Epstein-Barr virus (EBV) is an orally-transmitted human herpesvirus that persists in more than ninety percent of the adult population. A majority of infections are asymptomatic but long term carriage can be associated with development of malignancies of both lymphoid and epithelial origin. The frequency and aggressiveness of these increase in individuals co-infected with the human immunodeficiency virus (HIV). In recent years there has been a reevaluation of the life cycle of persistence of EBV in its human host and a renewed appreciation of the central role that epithelial cells in the oropharynx play in its maintenance. Our long term goals are to understand the parameters involved in targeting this tissue. We and others recently described two ways in which the environment in vivo can influence epithelial infection, in both cases implying that the major envelope glycoprotein gp350/220, which is required to attach virus to its receptor CD21 on a B cell, is not only dispensable for infection of an epithelial cell, but also interferes with the process. Our work indicates that antibodies to gp350/220, which may be found at high levels in HIV-positive individuals, enhance epithelial cell infection. We hypothesize that antibodies to gp350/220 patch the protein in the virus envelope to facilitate access of more relevant virus proteins to the epithelial cell surface. Our immediate goals are to test this hypothesis, to determine what steps in the virus life cycle are impacted and to explore the effect of saliva from HIV infected individuals on virus replication. There are four specific aims. The first aim will evaluate the levels and contribution of antibodies in saliva of HIV infected individuals to epithelial cell infection. The second aim will use BAG technology to make recombinant viruses that lack gp350/220. The third aim will use this virus and antibodies to gp350/220 to determine what steps in epithelial infection are enhanced. The approach will be to use real time PCR analysis of fractionated cells to follow virus entry through into the nucleus. The fourth aim will use microarray technology to determine if intracellular signaling events are impacted and if they influence these early steps in replication. The high prevalence and loads of EBV in HIV infected individuals correlate with elevated incidence of oropharygeal tumors. Our goal is to understand the factors that influence virus replication in order to estimate risk and develop strategies to avoid it.

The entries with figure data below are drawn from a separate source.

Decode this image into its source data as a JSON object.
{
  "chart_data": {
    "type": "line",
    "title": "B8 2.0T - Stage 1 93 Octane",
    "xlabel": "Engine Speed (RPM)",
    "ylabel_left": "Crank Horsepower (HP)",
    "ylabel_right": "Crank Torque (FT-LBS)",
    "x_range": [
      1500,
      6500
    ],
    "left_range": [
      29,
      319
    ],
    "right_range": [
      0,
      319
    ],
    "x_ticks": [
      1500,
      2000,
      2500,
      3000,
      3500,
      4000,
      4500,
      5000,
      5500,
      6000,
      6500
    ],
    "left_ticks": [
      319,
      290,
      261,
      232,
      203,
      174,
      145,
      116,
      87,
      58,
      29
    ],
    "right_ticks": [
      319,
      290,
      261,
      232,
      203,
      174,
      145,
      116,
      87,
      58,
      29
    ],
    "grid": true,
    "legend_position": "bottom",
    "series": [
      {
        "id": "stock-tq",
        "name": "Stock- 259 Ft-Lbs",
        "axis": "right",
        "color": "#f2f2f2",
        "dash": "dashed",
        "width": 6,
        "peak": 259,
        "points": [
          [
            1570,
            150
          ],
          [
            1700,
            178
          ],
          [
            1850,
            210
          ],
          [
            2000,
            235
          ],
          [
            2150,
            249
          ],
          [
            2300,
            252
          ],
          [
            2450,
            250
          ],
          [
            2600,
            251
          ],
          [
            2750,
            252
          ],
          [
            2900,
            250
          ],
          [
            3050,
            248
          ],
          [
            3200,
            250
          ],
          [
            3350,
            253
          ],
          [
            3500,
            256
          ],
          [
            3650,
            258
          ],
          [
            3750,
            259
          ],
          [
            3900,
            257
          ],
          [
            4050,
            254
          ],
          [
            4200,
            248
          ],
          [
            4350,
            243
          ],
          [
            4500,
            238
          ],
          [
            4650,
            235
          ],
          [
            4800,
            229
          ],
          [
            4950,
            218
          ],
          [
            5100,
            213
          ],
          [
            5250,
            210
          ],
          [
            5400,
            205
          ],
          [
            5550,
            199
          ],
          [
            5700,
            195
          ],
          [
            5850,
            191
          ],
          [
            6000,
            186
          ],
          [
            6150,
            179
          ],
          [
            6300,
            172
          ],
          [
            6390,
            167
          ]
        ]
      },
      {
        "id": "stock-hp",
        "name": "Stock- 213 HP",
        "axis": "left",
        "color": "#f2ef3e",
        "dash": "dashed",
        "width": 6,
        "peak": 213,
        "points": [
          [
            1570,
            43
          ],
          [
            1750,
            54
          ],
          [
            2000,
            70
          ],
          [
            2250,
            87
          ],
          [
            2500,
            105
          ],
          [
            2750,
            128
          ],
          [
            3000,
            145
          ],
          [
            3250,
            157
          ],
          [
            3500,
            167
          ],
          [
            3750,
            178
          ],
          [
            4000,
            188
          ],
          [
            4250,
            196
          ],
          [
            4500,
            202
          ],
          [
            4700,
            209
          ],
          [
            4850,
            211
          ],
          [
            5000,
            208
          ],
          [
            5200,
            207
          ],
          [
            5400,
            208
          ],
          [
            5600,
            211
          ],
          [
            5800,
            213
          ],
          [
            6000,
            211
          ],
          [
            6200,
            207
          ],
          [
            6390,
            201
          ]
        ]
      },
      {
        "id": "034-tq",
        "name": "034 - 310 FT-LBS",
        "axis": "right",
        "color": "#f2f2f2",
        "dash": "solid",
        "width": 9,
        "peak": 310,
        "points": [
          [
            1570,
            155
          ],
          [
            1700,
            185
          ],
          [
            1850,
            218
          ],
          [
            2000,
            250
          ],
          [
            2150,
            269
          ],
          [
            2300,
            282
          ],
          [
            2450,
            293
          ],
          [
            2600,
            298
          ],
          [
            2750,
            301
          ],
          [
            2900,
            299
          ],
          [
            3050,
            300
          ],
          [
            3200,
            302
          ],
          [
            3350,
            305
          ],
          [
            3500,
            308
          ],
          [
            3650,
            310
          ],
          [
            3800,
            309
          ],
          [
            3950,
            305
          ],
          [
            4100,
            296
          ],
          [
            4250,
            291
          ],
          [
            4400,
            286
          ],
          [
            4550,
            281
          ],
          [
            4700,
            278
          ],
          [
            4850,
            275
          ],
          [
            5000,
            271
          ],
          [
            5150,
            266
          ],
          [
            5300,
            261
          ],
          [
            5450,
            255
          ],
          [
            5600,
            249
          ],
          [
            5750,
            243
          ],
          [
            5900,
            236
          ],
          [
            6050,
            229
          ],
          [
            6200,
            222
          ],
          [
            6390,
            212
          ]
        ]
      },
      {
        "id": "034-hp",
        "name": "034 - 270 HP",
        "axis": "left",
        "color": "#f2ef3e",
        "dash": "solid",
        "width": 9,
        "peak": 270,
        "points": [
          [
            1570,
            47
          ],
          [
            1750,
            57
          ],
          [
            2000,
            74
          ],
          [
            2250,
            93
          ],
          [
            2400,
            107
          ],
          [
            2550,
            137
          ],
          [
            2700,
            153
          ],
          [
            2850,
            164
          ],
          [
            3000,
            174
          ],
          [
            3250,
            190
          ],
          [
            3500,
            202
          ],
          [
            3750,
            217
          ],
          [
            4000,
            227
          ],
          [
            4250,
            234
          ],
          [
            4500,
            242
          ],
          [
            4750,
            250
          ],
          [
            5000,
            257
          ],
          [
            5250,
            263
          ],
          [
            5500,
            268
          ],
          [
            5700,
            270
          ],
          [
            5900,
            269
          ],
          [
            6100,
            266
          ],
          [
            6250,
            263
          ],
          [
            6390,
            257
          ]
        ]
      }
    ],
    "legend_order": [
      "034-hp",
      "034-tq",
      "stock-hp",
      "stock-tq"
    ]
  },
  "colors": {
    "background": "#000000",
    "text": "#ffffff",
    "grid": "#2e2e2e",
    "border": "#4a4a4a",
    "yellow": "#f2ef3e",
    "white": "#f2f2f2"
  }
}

EB病毒（EBV）是一种经口传播的人类疱疹病毒， 的成年人口。大多数感染是无症状的，但长期携带可能与 伴随淋巴和上皮来源的恶性肿瘤的发展。频率和攻击性 其中，同时感染人类免疫缺陷病毒（艾滋病毒）的人数有所增加。近年来 人们重新评估了EB病毒在人类宿主中持续存在的生命周期， 对口咽上皮细胞在其维持中发挥的核心作用的认识。我们的长期 目标是了解靶向该组织所涉及的参数。我们和其他人最近描述了 体内环境可以影响上皮感染的两种方式，在这两种情况下， 主要包膜糖蛋白gp 350/220是将病毒附着到B细胞上的受体CD 21上所必需的， 这不仅会导致上皮细胞的感染，而且会干扰该过程。我们的工作 表明gp 350/220的抗体，在HIV阳性个体中可能以高水平存在， 增强上皮细胞感染。我们假设gp 350/220的抗体修补了病毒中的蛋白质 包膜，以促进更多相关病毒蛋白进入上皮细胞表面。我们眼前的 目标是检验这一假设，确定病毒生命周期中的哪些步骤受到影响，并探索 HIV感染者的唾液对病毒复制的影响。有四个具体目标。第一 目的是评估HIV感染者唾液中抗体的水平和对上皮细胞的贡献， 感染第二个目标将使用BAG技术制造缺乏gp 350/220的重组病毒。的 第三个目标将使用这种病毒和gp 350/220抗体来确定上皮感染的步骤 增强该方法将使用分级细胞的真实的时间PCR分析来跟踪病毒进入 进入细胞核。第四个目标将使用微阵列技术来确定细胞内信号是否 事件是否会受到影响，以及它们是否会影响复制中的这些早期步骤。高流行率和负荷 HIV感染者中的EBV与卵巢癌的发病率升高相关。我们的目标是 了解影响病毒复制的因素，以估计风险并制定策略， 避免它。